Das mysteriöse Veto im Ministerrat

Es steht nirgendwo: Aber in einer Allparteienregierung könnte jeder blockieren.

Wien. Aus der steirischen ÖVP kommt die Forderung nach einer Konzentrationsregierung, bei der alle Parteien vertreten sind. Auch ÖVP-Chef Josef Pröll hält sie – theoretisch – für eine Option. Sogar die Industriellenvereinigung steht der Idee „aufgeschlossen“ gegenüber. Aber: Eine Konzentrationsregierung würde für Probleme sorgen. Im Ministerrat müssen Beschlüsse einstimmig fallen, jede Partei könnte im Alleingang Regierungsbeschlüsse blockieren.

Doch wo steht eigentlich, dass Beschlüsse im Ministerrat einstimmig fallen müssen? „Das steht an sich nirgends“, erklärt Staatsrechtsexperte Theo Öhlinger. Und doch sei die Regel Verfassungsrecht. Hans Kelsen – er gilt als Vater der Verfassung – habe die Einstimmigkeit aus der Ministerverantwortlichkeit geschlossen. Ein anderer Ansatz sei, dass die Einstimmigkeit schlicht Verfassungsgewohnheitsrecht ist. Es gebe jedenfalls momentan keinen Juristen, der die Einstimmigkeit in Frage stellen würde, so Öhlinger. Man könnte diese nur mit Zweidrittelmehrheit im Nationalrat abschaffen.
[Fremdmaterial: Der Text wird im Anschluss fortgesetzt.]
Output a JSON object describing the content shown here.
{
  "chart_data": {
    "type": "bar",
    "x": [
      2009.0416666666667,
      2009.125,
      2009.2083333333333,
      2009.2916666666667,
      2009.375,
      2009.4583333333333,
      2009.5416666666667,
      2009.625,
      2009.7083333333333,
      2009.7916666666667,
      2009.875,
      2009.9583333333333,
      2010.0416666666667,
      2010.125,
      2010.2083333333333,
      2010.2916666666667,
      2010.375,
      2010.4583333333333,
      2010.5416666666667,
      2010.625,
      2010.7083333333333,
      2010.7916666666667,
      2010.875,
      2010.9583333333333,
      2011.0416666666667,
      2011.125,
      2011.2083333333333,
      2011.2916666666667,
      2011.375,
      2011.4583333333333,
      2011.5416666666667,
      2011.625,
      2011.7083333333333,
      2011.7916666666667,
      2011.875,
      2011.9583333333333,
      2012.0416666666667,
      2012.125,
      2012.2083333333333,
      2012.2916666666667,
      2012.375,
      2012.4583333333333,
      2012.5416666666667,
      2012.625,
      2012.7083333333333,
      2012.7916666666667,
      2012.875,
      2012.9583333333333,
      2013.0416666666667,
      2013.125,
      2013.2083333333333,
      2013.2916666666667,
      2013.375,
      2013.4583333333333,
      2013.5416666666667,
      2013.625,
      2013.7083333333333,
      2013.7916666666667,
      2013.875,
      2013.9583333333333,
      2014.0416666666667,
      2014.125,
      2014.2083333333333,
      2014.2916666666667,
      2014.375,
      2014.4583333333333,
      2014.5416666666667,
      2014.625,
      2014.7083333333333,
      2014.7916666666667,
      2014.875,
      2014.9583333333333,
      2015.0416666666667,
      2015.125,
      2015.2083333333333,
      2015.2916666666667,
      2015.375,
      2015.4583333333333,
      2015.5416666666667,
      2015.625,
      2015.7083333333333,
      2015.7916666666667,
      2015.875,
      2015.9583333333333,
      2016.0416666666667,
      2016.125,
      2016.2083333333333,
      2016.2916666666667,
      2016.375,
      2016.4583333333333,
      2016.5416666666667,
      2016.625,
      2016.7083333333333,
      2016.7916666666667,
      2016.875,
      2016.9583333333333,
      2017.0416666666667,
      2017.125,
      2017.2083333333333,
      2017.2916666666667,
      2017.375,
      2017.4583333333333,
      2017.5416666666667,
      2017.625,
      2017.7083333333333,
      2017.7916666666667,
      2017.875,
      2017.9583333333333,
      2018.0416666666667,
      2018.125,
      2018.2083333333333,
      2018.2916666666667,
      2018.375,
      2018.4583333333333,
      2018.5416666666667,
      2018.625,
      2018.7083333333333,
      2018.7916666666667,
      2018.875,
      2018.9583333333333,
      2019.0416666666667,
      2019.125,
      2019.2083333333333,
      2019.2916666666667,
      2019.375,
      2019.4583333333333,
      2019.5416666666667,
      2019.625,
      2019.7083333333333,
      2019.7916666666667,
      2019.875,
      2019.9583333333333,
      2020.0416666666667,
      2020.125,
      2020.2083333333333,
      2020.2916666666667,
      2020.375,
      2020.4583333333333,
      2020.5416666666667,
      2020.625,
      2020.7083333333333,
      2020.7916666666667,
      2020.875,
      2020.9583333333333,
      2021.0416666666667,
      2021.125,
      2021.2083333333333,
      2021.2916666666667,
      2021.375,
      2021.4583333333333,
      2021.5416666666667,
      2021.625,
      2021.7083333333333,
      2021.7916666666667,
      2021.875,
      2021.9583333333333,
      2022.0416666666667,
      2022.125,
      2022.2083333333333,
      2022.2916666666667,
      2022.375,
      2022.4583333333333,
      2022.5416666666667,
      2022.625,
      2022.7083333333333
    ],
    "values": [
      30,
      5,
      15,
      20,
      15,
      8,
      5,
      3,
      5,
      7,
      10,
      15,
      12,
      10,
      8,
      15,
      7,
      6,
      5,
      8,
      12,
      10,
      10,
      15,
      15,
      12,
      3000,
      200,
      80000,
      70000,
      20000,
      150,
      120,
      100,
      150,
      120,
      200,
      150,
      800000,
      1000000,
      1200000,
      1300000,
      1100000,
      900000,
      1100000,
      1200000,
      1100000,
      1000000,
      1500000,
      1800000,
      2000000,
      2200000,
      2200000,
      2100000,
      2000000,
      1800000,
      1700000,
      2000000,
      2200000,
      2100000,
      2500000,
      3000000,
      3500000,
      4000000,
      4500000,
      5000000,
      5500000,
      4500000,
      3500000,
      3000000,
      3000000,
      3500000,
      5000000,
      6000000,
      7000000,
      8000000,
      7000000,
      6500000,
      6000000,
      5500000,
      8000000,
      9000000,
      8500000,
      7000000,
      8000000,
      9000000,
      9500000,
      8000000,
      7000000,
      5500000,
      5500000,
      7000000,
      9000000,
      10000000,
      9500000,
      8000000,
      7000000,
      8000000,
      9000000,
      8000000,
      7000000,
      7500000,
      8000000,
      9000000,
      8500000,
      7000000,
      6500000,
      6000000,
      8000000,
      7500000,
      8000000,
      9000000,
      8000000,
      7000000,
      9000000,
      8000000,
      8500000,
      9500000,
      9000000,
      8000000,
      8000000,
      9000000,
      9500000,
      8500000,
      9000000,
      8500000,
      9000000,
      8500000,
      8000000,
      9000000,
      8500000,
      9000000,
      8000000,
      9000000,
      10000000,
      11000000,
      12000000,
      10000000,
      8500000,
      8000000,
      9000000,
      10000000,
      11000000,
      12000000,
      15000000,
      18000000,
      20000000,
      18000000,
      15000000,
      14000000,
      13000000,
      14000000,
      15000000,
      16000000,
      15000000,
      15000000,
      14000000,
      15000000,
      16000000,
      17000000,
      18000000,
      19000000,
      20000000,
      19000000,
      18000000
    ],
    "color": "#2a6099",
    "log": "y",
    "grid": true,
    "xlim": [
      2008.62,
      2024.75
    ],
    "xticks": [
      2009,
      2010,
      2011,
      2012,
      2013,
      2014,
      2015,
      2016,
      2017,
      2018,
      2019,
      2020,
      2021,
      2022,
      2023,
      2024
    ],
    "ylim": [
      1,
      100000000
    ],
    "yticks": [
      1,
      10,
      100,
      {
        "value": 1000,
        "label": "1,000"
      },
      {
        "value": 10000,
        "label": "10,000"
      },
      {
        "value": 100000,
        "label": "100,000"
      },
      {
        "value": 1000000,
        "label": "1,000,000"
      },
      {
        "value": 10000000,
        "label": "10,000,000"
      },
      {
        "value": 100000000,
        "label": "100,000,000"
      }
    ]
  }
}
Freilich: Gesetze könnte man auch abseits des Ministerrats beschließen, indem man im Parlament Initiativanträge einbringt. Aber dann müssten sich die Parteien beliebig Mehrheiten für ihre Anträge suchen. Die Folge wäre ein Basar, wie ihn das Parlament in der letzten Sitzung vor der Wahl erlebte. Gerade Aufgabe von Regierungsparteien sei es aber, zusammenhängende Gesetze zu beschließen, warnt Öhlinger. Überdies können bestimmte Beschlüsse nur vom Ministerrat gefällt werden – etwa die Anfechtung von Landesgesetzen beim Verfassungsgerichtshof.

Keine Einstimmigkeit in Ländern

In fünf Bundesländern gibt es Proporzregierungen, in der alle Parteien ab einer gewissen Stärke vertreten sind. Hier ist für Regierungsbeschlüsse aber nur die einfache Mehrheit nötig. Ein internationales Beispiel für eine Konzentrationsregierung ist die Schweiz. Dort ist jedoch das gesamte System anders aufgebaut. Und Einstimmigkeit braucht die Schweizer Regierung auch nicht.